With half the US population reportedly unwilling to submit to an experimental Covid-19 shot, a new scientific paper has shed light on how state health authorities might enforce compliance with vaccine mandates.
Published in the New England Journal of Medicine on Thursday, the paper outlines strategies for circumventing widespread fears over the safety of a rushed-to-market vaccine against the novel coronavirus, providing health authorities with a playbook for coercing a skittish populace.
The writers acknowledge that voluntary measures should be tried first, rather than mandating the vaccine for everyone out of the gate. However, if the target population doesn’t comply within a trial period, a mandate should be rolled out, and the penalties for refusing to submit should be harsh. Given “the costs of a failed voluntary scheme,” the writers warn, authorities should wait no more than a few weeks before rolling out a mandate if uptake falls short of expectations.
The paper says “six substantive criteria” must be met before a Covid-19 vaccine is imposed by the state. A federal body, the Advisory Committee on Immunization Practices, must greenlight administration to certain groups of the populace first, and “only recommended groups should be considered for a vaccination mandate.”
“High-risk” groups should be given priority on that list.
“[T]he elderly, health professionals working in high-risk situations or working with high-risk patients…persons with certain underlying medical conditions,” and people living in “high-density settings such as prisons and dormitories” – as well as active-duty military service members – should be ordered to get the jab as soon as health officials are confident they have a sufficient supply to cover these groups, the paper suggests.
Rather than attempting to pass laws requiring certain populations to get the vaccine, the paper recommends that “noncompliance should incur a penalty” – and a “relatively substantial” one. The non-compliant should be threatened with “employment suspension or stay-at-home orders,” though fines or criminal charges are discouraged, because they “disadvantage the poor” and risk getting the mandate itself challenged in court. Worse, they “may stoke distrust without improving uptake,” it adds.

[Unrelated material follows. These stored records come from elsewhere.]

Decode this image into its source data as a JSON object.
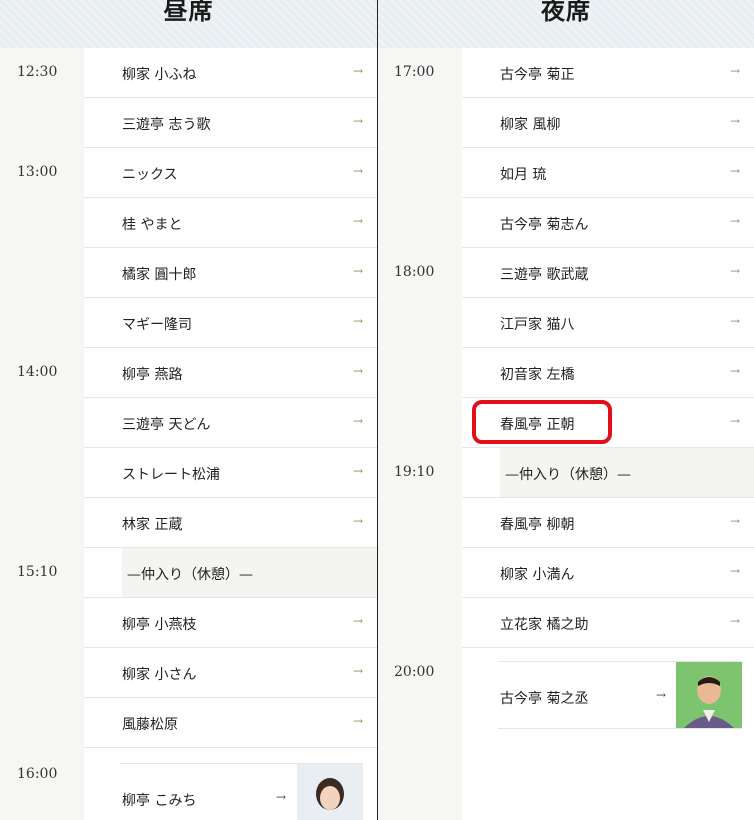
{
  "day": {
    "title": "昼席",
    "rows": [
      {
        "time": "12:30",
        "name": "柳家 小ふね"
      },
      {
        "time": "",
        "name": "三遊亭 志う歌"
      },
      {
        "time": "13:00",
        "name": "ニックス"
      },
      {
        "time": "",
        "name": "桂 やまと"
      },
      {
        "time": "",
        "name": "橘家 圓十郎"
      },
      {
        "time": "",
        "name": "マギー隆司"
      },
      {
        "time": "14:00",
        "name": "柳亭 燕路"
      },
      {
        "time": "",
        "name": "三遊亭 天どん"
      },
      {
        "time": "",
        "name": "ストレート松浦"
      },
      {
        "time": "",
        "name": "林家 正蔵"
      },
      {
        "time": "15:10",
        "name": "—仲入り（休憩）—",
        "break": true
      },
      {
        "time": "",
        "name": "柳亭 小燕枝"
      },
      {
        "time": "",
        "name": "柳家 小さん"
      },
      {
        "time": "",
        "name": "風藤松原"
      }
    ],
    "headliner": {
      "time": "16:00",
      "name": "柳亭 こみち"
    }
  },
  "night": {
    "title": "夜席",
    "rows": [
      {
        "time": "17:00",
        "name": "古今亭 菊正"
      },
      {
        "time": "",
        "name": "柳家 風柳"
      },
      {
        "time": "",
        "name": "如月 琉"
      },
      {
        "time": "",
        "name": "古今亭 菊志ん"
      },
      {
        "time": "18:00",
        "name": "三遊亭 歌武蔵"
      },
      {
        "time": "",
        "name": "江戸家 猫八"
      },
      {
        "time": "",
        "name": "初音家 左橋"
      },
      {
        "time": "",
        "name": "春風亭 正朝",
        "highlighted": true
      },
      {
        "time": "19:10",
        "name": "—仲入り（休憩）—",
        "break": true
      },
      {
        "time": "",
        "name": "春風亭 柳朝"
      },
      {
        "time": "",
        "name": "柳家 小満ん"
      },
      {
        "time": "",
        "name": "立花家 橘之助"
      }
    ],
    "headliner": {
      "time": "20:00",
      "name": "古今亭 菊之丞"
    }
  },
  "icons": {
    "arrow": "→",
    "arrow_icon": "arrow-right-icon"
  },
  "colors": {
    "header_bg": "#e8eef1",
    "accent_arrow": "#9a8a5a",
    "highlight": "#e0101a",
    "break_bg": "#f4f4f1",
    "photo_bg_day": "#dce6ee",
    "photo_bg_night": "#7cc46e"
  }
}
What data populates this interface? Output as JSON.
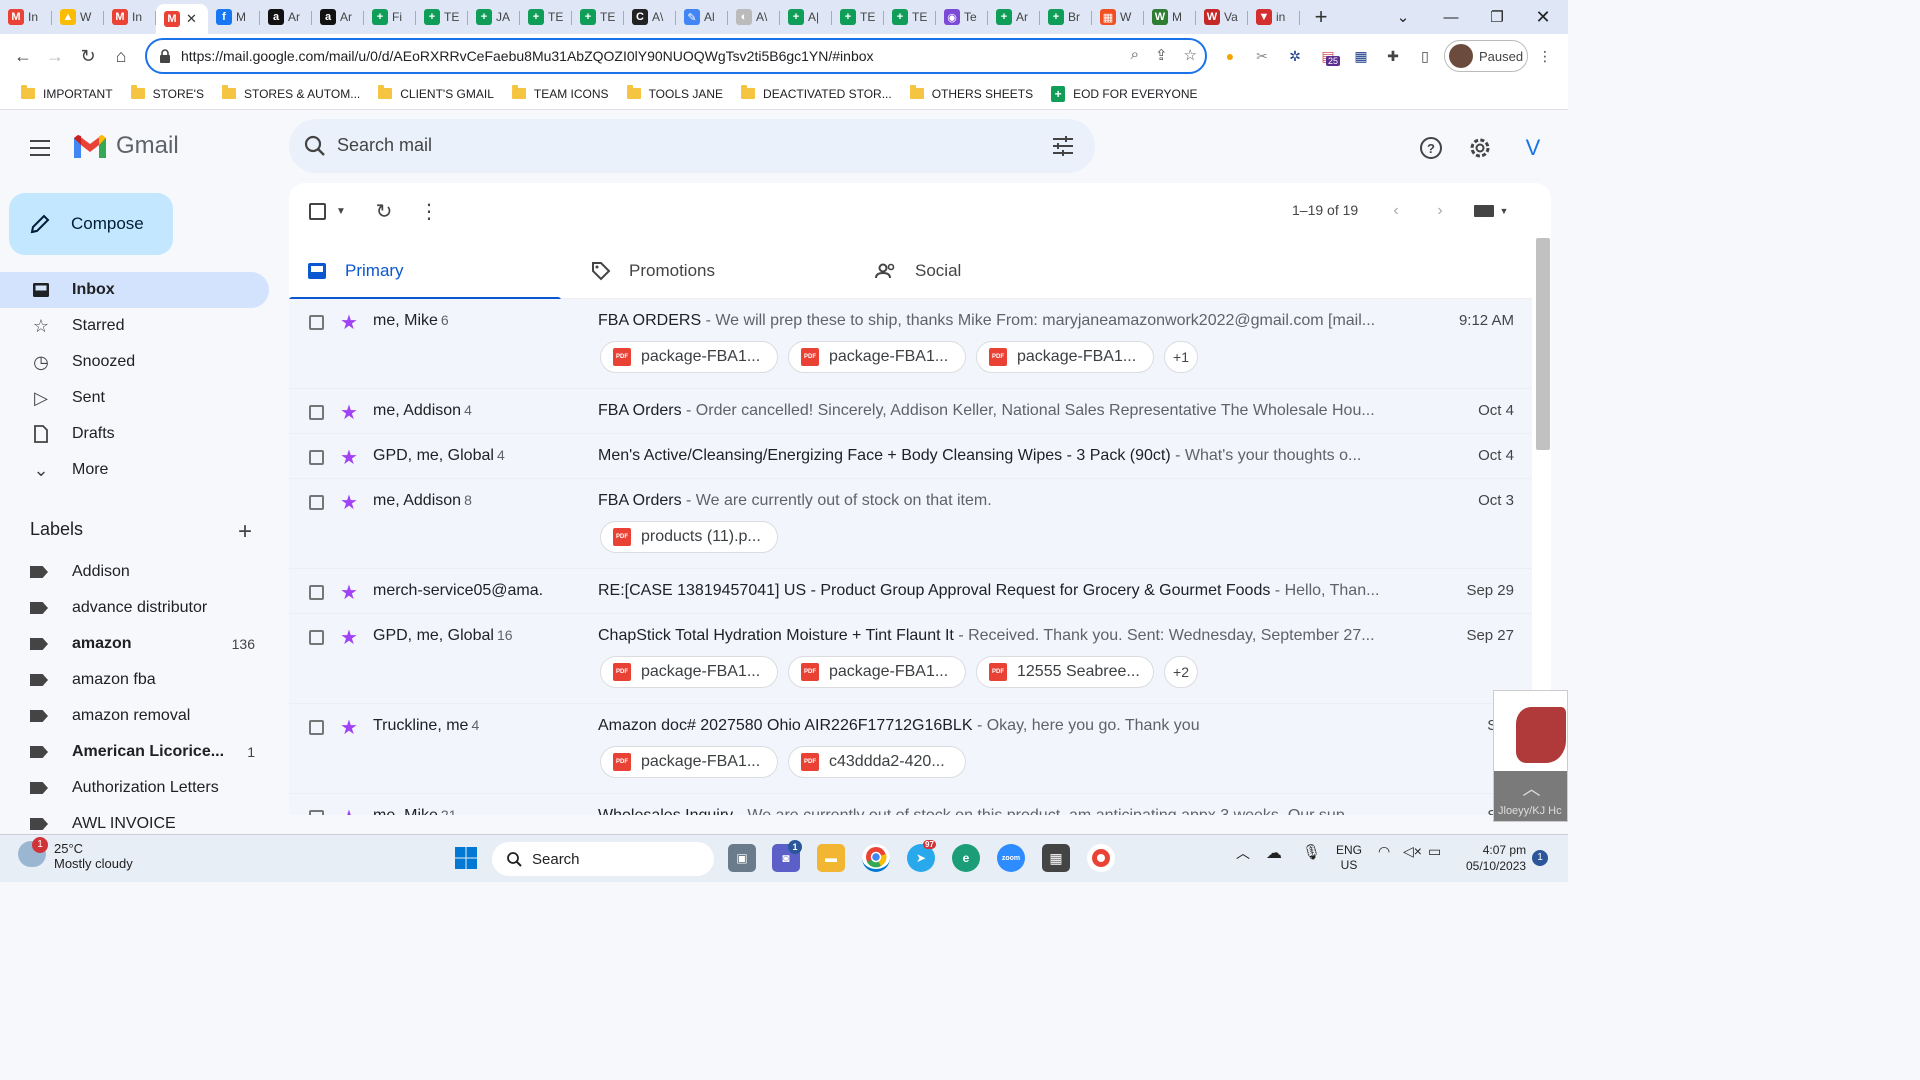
{
  "browser": {
    "tabs": [
      {
        "label": "In",
        "color": "#ea4335",
        "glyph": "M"
      },
      {
        "label": "W",
        "color": "#fbbc04",
        "glyph": "▲"
      },
      {
        "label": "In",
        "color": "#ea4335",
        "glyph": "M"
      },
      {
        "label": "",
        "color": "#ea4335",
        "glyph": "M",
        "active": true
      },
      {
        "label": "M",
        "color": "#1877f2",
        "glyph": "f"
      },
      {
        "label": "Ar",
        "color": "#111111",
        "glyph": "a"
      },
      {
        "label": "Ar",
        "color": "#111111",
        "glyph": "a"
      },
      {
        "label": "Fi",
        "color": "#0f9d58",
        "glyph": "+"
      },
      {
        "label": "TE",
        "color": "#0f9d58",
        "glyph": "+"
      },
      {
        "label": "JA",
        "color": "#0f9d58",
        "glyph": "+"
      },
      {
        "label": "TE",
        "color": "#0f9d58",
        "glyph": "+"
      },
      {
        "label": "TE",
        "color": "#0f9d58",
        "glyph": "+"
      },
      {
        "label": "A\\",
        "color": "#222222",
        "glyph": "C"
      },
      {
        "label": "Al",
        "color": "#4285f4",
        "glyph": "✎"
      },
      {
        "label": "A\\",
        "color": "#bbbbbb",
        "glyph": "◐"
      },
      {
        "label": "A|",
        "color": "#0f9d58",
        "glyph": "+"
      },
      {
        "label": "TE",
        "color": "#0f9d58",
        "glyph": "+"
      },
      {
        "label": "TE",
        "color": "#0f9d58",
        "glyph": "+"
      },
      {
        "label": "Te",
        "color": "#7b4bd8",
        "glyph": "◉"
      },
      {
        "label": "Ar",
        "color": "#0f9d58",
        "glyph": "+"
      },
      {
        "label": "Br",
        "color": "#0f9d58",
        "glyph": "+"
      },
      {
        "label": "W",
        "color": "#f25022",
        "glyph": "▦"
      },
      {
        "label": "M",
        "color": "#2e7d32",
        "glyph": "W"
      },
      {
        "label": "Va",
        "color": "#c62828",
        "glyph": "W"
      },
      {
        "label": "in",
        "color": "#d32f2f",
        "glyph": "▼"
      }
    ],
    "url": "https://mail.google.com/mail/u/0/d/AEoRXRRvCeFaebu8Mu31AbZQOZI0lY90NUOQWgTsv2ti5B6gc1YN/#inbox",
    "profile_label": "Paused",
    "ext_badge": "25",
    "bookmarks": [
      {
        "label": "IMPORTANT",
        "type": "folder"
      },
      {
        "label": "STORE'S",
        "type": "folder"
      },
      {
        "label": "STORES & AUTOM...",
        "type": "folder"
      },
      {
        "label": "CLIENT'S GMAIL",
        "type": "folder"
      },
      {
        "label": "TEAM ICONS",
        "type": "folder"
      },
      {
        "label": "TOOLS JANE",
        "type": "folder"
      },
      {
        "label": "DEACTIVATED STOR...",
        "type": "folder"
      },
      {
        "label": "OTHERS SHEETS",
        "type": "folder"
      },
      {
        "label": "EOD FOR EVERYONE",
        "type": "sheet"
      }
    ]
  },
  "gmail": {
    "logo_text": "Gmail",
    "search_placeholder": "Search mail",
    "avatar_letter": "V",
    "compose_label": "Compose",
    "nav": [
      {
        "label": "Inbox",
        "icon": "inbox-icon",
        "active": true
      },
      {
        "label": "Starred",
        "icon": "star-icon"
      },
      {
        "label": "Snoozed",
        "icon": "clock-icon"
      },
      {
        "label": "Sent",
        "icon": "send-icon"
      },
      {
        "label": "Drafts",
        "icon": "draft-icon"
      },
      {
        "label": "More",
        "icon": "chevron-down-icon"
      }
    ],
    "labels_title": "Labels",
    "labels": [
      {
        "name": "Addison",
        "bold": false,
        "count": ""
      },
      {
        "name": "advance distributor",
        "bold": false,
        "count": ""
      },
      {
        "name": "amazon",
        "bold": true,
        "count": "136"
      },
      {
        "name": "amazon fba",
        "bold": false,
        "count": ""
      },
      {
        "name": "amazon removal",
        "bold": false,
        "count": ""
      },
      {
        "name": "American Licorice...",
        "bold": true,
        "count": "1"
      },
      {
        "name": "Authorization Letters",
        "bold": false,
        "count": ""
      },
      {
        "name": "AWL INVOICE",
        "bold": false,
        "count": ""
      }
    ],
    "pager": "1–19 of 19",
    "tabs": [
      {
        "label": "Primary",
        "active": true
      },
      {
        "label": "Promotions"
      },
      {
        "label": "Social"
      }
    ],
    "emails": [
      {
        "sender": "me, Mike",
        "count": "6",
        "subject": "FBA ORDERS",
        "snippet": " - We will prep these to ship, thanks Mike From: maryjaneamazonwork2022@gmail.com [mail...",
        "date": "9:12 AM",
        "attachments": [
          "package-FBA1...",
          "package-FBA1...",
          "package-FBA1..."
        ],
        "more": "+1"
      },
      {
        "sender": "me, Addison",
        "count": "4",
        "subject": "FBA Orders",
        "snippet": " - Order cancelled! Sincerely, Addison Keller, National Sales Representative The Wholesale Hou...",
        "date": "Oct 4",
        "attachments": [],
        "more": ""
      },
      {
        "sender": "GPD, me, Global",
        "count": "4",
        "subject": "Men's Active/Cleansing/Energizing Face + Body Cleansing Wipes - 3 Pack (90ct)",
        "snippet": " - What's your thoughts o...",
        "date": "Oct 4",
        "attachments": [],
        "more": ""
      },
      {
        "sender": "me, Addison",
        "count": "8",
        "subject": "FBA Orders",
        "snippet": " - We are currently out of stock on that item.",
        "date": "Oct 3",
        "attachments": [
          "products (11).p..."
        ],
        "more": ""
      },
      {
        "sender": "merch-service05@ama.",
        "count": "",
        "subject": "RE:[CASE 13819457041] US - Product Group Approval Request for Grocery & Gourmet Foods",
        "snippet": " - Hello, Than...",
        "date": "Sep 29",
        "attachments": [],
        "more": ""
      },
      {
        "sender": "GPD, me, Global",
        "count": "16",
        "subject": "ChapStick Total Hydration Moisture + Tint Flaunt It",
        "snippet": " - Received. Thank you. Sent: Wednesday, September 27...",
        "date": "Sep 27",
        "attachments": [
          "package-FBA1...",
          "package-FBA1...",
          "12555 Seabree..."
        ],
        "more": "+2"
      },
      {
        "sender": "Truckline, me",
        "count": "4",
        "subject": "Amazon doc# 2027580 Ohio AIR226F17712G16BLK",
        "snippet": " - Okay, here you go. Thank you",
        "date": "Sep",
        "attachments": [
          "package-FBA1...",
          "c43ddda2-420..."
        ],
        "more": ""
      },
      {
        "sender": "me, Mike",
        "count": "21",
        "subject": "Wholesales Inquiry",
        "snippet": " - We are currently out of stock on this product, am anticipating appx 3 weeks. Our sup...",
        "date": "Sep",
        "attachments": [],
        "more": ""
      }
    ],
    "thumb_caption": "Jloeyy/KJ Hc"
  },
  "taskbar": {
    "temp": "25°C",
    "weather": "Mostly cloudy",
    "weather_badge": "1",
    "search_label": "Search",
    "lang1": "ENG",
    "lang2": "US",
    "time": "4:07 pm",
    "date": "05/10/2023",
    "notif_count": "1",
    "telegram_badge": "97",
    "teams_badge": "1"
  }
}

Whatever they do, authorities should avoid flaunting their relationship with vaccine manufacturers, the paper recommends – a tall order, given that President Donald Trump’s “Operation Warp Speed” vaccine development initiative is helmed by Moncef Slaoui, the former head of pharma giant GlaxoSmithKline’s vaccine division who had to quit the board of directors of Moderna – a frontrunner in the vaccine race – to take the job. Slaoui notoriously was forced to offload over $10 million in Moderna stock after its value briefly skyrocketed following the announcement of promising early trial results.
For the non-high-risk groups, the writers suggest authorities “encourage voluntary uptake…using means such as public education campaigns and free vaccination.” Health officials have been hard at work conducting focus groups on which variety of “influencers” might best convince the American people to embrace what would be the quickest vaccine rollout in history (the standard timetable for vaccine development and approval, complete with post-shot monitoring for side effects, is 10 years or more) and what kind of emotional tone the message should take.